I dettagli tecnici del protocollo BRC-20
Cerchiamo di capire nel dettaglio come è possibile creare un token sulla chain Bitcoin, con qualche spunto tecnico per poi approfondire.
Partiamo quindi dalla presentazione dell’ideatore. È stato definito “Fun Experimental Standard”, e sul fatto che sia sperimentale siamo d’accordo (così come potrebbe essere un’idea simpatica). Un po’ meno sul fatto che sia uno “standard”. Lasceremo ai suoi partecipanti decidere se riconoscerlo come tale, rifiutarlo o crearne una versione migliore, ma ad oggi non è uno standard riconosciuto.
L’ideatore stesso, date le dinamiche evolutive imprevedibili di questo esperimento, sconsiglia di prendere decisioni finanziarie in merito. Invece, si pone come un tentativo di esplorare le possibili innovazioni della rete. Non una versione definitiva, ma un punto di partenza tramite il quale coinvolgere la community per migliorare ed espandere l’attuale funzionamento.
Il concetto di portare la “tokenizzazione” su Bitcoin, inoltre, non è una novità. Dalla nascita dell’aggiornamento “Taproot” si pensa a delle possibilità concrete per risolvere questa sfida, ed esistono già società che si occupano di questo, come per esempio Taro, società volta a portare asset sulla rete tramite Lightning Network, oppure RGB, che si pone come un sistema di gestione di smart contract che scala parallelamente alla rete di Bitcoin, sempre tramite LN.
Come funziona un token BRC-20
Ma nel concreto, come funzionano i BRC-20? Abbiamo studiato e compreso il funzionamento degli Ordinals e delle “Inscriptions”, ossia il recente tentativo di rendere fungibili i satoshi tramite l’ordinamento e la possibilità di inscrivere all’interno di questi dei file JPG o di testo.
Ecco grazie a queste due innovazioni (alcuni direbbero “per colpa loro”) si è riusciti a inscrivere non solo token non fungibili, ma veri e propri token.

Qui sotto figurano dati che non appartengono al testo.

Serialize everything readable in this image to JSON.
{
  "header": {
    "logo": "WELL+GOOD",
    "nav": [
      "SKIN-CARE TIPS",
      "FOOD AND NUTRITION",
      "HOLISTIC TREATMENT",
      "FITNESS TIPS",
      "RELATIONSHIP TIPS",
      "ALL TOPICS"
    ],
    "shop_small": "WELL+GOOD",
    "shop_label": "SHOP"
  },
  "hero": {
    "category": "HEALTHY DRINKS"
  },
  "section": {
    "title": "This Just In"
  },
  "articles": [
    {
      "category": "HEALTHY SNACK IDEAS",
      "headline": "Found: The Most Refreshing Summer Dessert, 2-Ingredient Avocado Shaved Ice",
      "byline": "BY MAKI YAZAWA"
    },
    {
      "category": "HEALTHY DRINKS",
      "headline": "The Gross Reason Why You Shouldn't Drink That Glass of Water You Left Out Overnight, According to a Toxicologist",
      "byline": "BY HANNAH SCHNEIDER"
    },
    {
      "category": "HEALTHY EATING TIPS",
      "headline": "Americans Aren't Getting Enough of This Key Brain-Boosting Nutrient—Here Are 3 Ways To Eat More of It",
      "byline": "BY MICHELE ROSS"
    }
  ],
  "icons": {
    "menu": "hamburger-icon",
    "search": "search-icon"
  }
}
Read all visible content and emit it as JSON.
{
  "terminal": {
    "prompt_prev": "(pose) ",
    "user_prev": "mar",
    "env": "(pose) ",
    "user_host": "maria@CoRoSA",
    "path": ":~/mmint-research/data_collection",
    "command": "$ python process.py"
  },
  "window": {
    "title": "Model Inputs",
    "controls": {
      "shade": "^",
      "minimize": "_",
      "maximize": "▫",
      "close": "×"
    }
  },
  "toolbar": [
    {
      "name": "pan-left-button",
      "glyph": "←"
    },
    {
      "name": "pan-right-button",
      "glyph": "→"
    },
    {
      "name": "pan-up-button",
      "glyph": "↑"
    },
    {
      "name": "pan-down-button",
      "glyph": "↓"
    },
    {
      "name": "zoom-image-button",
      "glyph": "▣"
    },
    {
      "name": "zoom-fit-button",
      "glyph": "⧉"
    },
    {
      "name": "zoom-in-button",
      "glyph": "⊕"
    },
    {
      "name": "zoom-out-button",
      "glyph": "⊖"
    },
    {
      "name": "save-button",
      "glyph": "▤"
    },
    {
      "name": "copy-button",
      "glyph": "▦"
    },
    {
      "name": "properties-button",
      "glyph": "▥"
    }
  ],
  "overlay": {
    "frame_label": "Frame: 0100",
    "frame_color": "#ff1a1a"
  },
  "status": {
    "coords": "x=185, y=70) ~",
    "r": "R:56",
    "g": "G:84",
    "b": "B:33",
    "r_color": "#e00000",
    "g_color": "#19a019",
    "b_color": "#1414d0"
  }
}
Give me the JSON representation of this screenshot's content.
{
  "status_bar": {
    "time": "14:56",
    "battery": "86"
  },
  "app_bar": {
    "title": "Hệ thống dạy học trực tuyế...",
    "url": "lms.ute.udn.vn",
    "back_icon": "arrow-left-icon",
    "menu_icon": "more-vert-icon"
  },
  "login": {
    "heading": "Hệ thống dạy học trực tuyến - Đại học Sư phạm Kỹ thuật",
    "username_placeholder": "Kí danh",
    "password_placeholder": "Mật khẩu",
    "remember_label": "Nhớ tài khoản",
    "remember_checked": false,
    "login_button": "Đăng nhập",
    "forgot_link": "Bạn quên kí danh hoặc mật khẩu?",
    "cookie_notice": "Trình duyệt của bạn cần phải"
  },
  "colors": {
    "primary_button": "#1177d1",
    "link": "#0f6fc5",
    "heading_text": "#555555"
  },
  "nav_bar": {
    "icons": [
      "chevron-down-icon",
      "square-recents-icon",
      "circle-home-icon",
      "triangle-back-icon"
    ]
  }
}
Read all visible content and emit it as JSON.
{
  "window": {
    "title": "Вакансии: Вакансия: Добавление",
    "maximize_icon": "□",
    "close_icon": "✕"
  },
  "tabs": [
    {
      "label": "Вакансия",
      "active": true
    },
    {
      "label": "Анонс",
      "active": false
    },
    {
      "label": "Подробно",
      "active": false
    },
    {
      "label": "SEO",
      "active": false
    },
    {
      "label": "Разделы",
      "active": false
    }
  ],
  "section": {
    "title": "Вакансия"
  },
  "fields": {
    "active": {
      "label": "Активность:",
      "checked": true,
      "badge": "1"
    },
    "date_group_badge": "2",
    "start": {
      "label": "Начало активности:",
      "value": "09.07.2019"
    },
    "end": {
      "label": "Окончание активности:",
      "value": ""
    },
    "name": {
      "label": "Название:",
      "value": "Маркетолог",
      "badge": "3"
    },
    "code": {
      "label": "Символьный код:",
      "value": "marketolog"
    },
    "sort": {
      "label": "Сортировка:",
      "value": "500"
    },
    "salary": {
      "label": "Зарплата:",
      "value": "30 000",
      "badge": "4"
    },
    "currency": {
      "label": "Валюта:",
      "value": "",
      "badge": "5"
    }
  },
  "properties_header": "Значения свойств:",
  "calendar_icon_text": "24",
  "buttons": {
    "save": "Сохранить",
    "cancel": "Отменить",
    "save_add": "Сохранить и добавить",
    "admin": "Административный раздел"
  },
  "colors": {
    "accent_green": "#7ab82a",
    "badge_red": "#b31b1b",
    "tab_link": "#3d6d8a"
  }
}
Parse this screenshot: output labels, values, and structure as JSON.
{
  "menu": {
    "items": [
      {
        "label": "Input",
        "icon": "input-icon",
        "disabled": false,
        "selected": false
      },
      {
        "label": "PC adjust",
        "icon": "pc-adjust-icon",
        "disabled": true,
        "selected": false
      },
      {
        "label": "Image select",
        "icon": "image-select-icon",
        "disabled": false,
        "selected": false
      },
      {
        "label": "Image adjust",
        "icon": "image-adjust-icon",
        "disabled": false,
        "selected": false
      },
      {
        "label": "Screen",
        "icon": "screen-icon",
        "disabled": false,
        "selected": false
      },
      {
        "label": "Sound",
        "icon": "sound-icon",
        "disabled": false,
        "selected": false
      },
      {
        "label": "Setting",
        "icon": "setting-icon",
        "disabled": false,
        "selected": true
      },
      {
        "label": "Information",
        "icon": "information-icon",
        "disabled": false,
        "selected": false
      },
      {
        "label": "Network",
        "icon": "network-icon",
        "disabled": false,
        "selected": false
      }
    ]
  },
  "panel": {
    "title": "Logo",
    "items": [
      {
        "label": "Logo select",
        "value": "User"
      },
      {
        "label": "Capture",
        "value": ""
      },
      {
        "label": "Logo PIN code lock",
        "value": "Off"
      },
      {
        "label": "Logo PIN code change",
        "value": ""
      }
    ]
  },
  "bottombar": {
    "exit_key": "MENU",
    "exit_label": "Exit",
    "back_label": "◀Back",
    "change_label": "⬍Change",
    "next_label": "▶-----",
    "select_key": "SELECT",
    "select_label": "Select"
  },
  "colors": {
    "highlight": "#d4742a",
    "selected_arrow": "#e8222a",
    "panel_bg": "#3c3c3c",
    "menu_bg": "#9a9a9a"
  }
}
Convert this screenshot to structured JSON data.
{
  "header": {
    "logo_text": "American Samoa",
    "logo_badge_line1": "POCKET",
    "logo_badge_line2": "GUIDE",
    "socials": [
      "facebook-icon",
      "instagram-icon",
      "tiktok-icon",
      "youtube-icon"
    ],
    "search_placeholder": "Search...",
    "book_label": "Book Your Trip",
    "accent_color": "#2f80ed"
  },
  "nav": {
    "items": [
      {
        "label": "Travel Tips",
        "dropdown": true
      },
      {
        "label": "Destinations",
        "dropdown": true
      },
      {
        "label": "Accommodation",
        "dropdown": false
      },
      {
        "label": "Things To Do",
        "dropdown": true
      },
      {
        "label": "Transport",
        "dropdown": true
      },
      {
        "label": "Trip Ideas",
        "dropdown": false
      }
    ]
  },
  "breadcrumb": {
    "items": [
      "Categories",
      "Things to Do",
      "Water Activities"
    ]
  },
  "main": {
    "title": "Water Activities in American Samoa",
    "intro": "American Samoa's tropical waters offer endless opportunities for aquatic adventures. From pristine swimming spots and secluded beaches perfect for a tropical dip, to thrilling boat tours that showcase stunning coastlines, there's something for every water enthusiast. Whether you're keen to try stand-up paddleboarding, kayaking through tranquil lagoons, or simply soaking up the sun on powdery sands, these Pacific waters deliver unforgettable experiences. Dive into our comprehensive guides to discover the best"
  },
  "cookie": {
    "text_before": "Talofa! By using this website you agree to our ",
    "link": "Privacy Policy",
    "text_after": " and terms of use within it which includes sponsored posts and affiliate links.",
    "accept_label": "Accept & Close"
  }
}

La logica di questi token è ispirata allo standard ERC-20, ma non è assolutamente considerabile un suo pari. Infatti, se Ethereum è costruito per supportare e validare la creazione e il trasferimento di questi asset digitali, Bitcoin non conosce l’esistenza di questi token, e non ha un modo per regolarli.
Per quanto riguarda la creazione e il trasferimento di questi asset non credo sia questa la sede più opportuna per parlarne, lo scopo di Whale Weekend è quello di alleggerire il lettore, non appesantirlo con tecnicismi operativi, ma per gli amanti dell’azione e del degen vi lascio il gitbook ufficiale dove sono forniti numerosi dettagli.
Inoltre, tutto sembra foriero di grandi problematiche nello sviluppo e nell’adozione. La FOMO e la “degen-mode” portano sempre problemi alle reti monolitiche con poche soluzioni di scalabilità. Lo abbiamo visto durante tutto il 2021 con la NFT mania su Ethereum, e nonostante tutti gli aggiornamenti effettuati e i L2 sviluppati da allora, stiamo rivivendo gli stessi problemi, con la follia delle memecoin.
Per questo, ci potevamo aspettare che su una rete come Bitcoin eventi come questi avrebbero avuto ripercussioni sulla fluidità del network, causando grandi congestioni. Non potevamo però aspettarci che tutto ciò portasse la rete a livelli raramente osservati nella sua storia.
Alcuni dati on-chain
Ma andiamo con ordine, e cerchiamo di spiegare in termini semplici alcuni concetti tecnici che ci aiutino a decifrare le metriche on-chain.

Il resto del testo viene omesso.